After the Board of Assessors denied MarketStreet’s abatement requests for FY16, FY17 and FY18, Boly said MarketStreet filed appeals with the ATB.

“Given the potential liability to the town, the board funded the overlay account accordingly,” said Boly. “In 2017, MarketStreet ownership retained an attorney who specializes in ATB cases as well as their own appraisal expert.”

During the summer of 2017, Boly said MarketStreet was “looking for a reduction in assessed values for all three years, exceeding $49 million plus and equaling an abatement of property taxes in the amount of $866,000 plus, with an additional $88,000 plus statutory interest.”
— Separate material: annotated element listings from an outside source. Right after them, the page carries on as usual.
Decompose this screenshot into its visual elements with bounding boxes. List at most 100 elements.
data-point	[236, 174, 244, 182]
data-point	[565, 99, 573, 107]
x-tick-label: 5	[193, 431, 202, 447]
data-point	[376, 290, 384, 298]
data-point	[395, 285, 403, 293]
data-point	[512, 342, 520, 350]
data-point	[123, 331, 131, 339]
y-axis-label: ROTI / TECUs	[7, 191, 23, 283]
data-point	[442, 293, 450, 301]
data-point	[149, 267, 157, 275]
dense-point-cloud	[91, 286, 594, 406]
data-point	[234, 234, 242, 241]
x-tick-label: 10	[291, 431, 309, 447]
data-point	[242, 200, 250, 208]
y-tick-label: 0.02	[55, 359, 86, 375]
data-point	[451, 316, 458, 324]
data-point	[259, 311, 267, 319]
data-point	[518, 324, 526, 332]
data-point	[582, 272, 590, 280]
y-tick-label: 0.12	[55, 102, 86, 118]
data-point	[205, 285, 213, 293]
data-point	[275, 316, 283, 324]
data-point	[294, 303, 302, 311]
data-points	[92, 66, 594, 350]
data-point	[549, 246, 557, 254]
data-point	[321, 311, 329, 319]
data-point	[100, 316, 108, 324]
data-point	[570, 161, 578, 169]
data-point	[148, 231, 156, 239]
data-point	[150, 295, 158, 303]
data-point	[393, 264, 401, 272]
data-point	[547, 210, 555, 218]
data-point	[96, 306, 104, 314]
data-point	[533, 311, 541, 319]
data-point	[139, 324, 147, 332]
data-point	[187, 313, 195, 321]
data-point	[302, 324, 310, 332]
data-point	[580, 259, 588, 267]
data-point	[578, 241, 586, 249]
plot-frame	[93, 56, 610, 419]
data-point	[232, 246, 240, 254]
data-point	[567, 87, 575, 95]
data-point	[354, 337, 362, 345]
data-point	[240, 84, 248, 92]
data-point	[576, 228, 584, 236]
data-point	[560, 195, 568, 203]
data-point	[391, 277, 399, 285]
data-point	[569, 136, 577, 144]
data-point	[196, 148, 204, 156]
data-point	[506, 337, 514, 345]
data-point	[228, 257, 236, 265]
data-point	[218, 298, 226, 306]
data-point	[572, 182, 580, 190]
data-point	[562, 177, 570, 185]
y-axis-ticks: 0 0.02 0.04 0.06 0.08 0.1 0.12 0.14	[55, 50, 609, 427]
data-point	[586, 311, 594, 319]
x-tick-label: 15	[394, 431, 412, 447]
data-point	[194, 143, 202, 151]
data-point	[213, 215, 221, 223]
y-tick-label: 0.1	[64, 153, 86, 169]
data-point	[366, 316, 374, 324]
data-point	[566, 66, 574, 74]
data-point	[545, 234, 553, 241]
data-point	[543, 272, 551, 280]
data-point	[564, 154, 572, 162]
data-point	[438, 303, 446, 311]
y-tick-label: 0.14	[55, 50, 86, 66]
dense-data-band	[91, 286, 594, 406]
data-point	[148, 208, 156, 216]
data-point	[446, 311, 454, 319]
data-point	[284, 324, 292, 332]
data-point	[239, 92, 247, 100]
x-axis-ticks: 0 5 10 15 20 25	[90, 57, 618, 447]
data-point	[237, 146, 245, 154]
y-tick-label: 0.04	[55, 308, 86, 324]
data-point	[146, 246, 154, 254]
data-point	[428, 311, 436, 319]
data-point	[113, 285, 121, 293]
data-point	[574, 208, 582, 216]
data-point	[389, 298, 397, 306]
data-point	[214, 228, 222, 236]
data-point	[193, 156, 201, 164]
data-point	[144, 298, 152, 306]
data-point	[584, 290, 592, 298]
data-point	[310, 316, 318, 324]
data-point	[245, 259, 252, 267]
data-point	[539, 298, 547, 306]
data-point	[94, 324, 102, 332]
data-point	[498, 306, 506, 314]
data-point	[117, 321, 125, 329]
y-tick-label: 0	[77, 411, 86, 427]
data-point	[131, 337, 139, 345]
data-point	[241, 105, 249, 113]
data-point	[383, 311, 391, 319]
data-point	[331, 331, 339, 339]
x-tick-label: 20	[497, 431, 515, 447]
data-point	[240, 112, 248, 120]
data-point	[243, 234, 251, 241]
“The total liability at that time for the town exceeded $954,000 plus,” said Boly. “If this had gone to trial, in addition to the potential liability of $954,000, the anticipated additional legal and expert fees would have exceeded $50,000.”

Boly noted the Board of Assessors and MarketStreet were unable to reach an agreement on the assessed value for four years. As a result, the board retained Lynch, who specializes in ATB cases.

“Finally, after multiple discussions and proposals, MarketStreet withdrew the FY16 and FY17 appeals for no consideration,” said Boly. “Furthermore, they agreed not to file an abatement in FY19. FY18 was abated for $6 million in value, resulting in the tax rebate of $102,480. It was further agreed that this would be paid without statutory interest.”

Lynch noted in his letter that MarketStreet agreed to “waive its right to file an application for abatement and tax appeal for fiscal year 2019 provided that the actual tax bill contains an assessed value no greater than $231,540,400 and that the commercial, industrial and personal property tax shift in the town of Lynnfield does not exceed 1.25.”

“Finally, for fiscal year 2020, it is the assessors’ present intent to assess (MarketStreet) based upon known facts and available information at a value of $238 million, and value to be inclusive of all new construction encompassing the new Lahey building at the site,” Lynch stated. “Further, it is understood that further no new construction, excluding tenant improvements, is planned at the property between the date of this agreement and June 30, 2019. Provided there are no new additions to the property through June 30, 2019, excluding tenant improvements and completion of the Lahey building, the assessors shall issue a letter to (MarketStreet) between July 1, 2019 and July 15, 2019 indicating that the fiscal year 2020 assessed value for the property shall be $238 million.”

While MarketStreet did not file for an abatement for FY19, WS Development Executive Vice President Tom DeSimone and Kings Bowl co-owner Patrick Lyons both criticized the tax rate shift proposed by the Board of Assessors and supported by the Board of Selectmen during last November’s tax classification hearing.

Board of Assessors Chairman Don Garrity said Boly and the board “diligently worked the case” over the course of the four-year dispute.

“MarketStreet received a reasonable abatement for one of the four years based on our appraising expert,” said Garrity.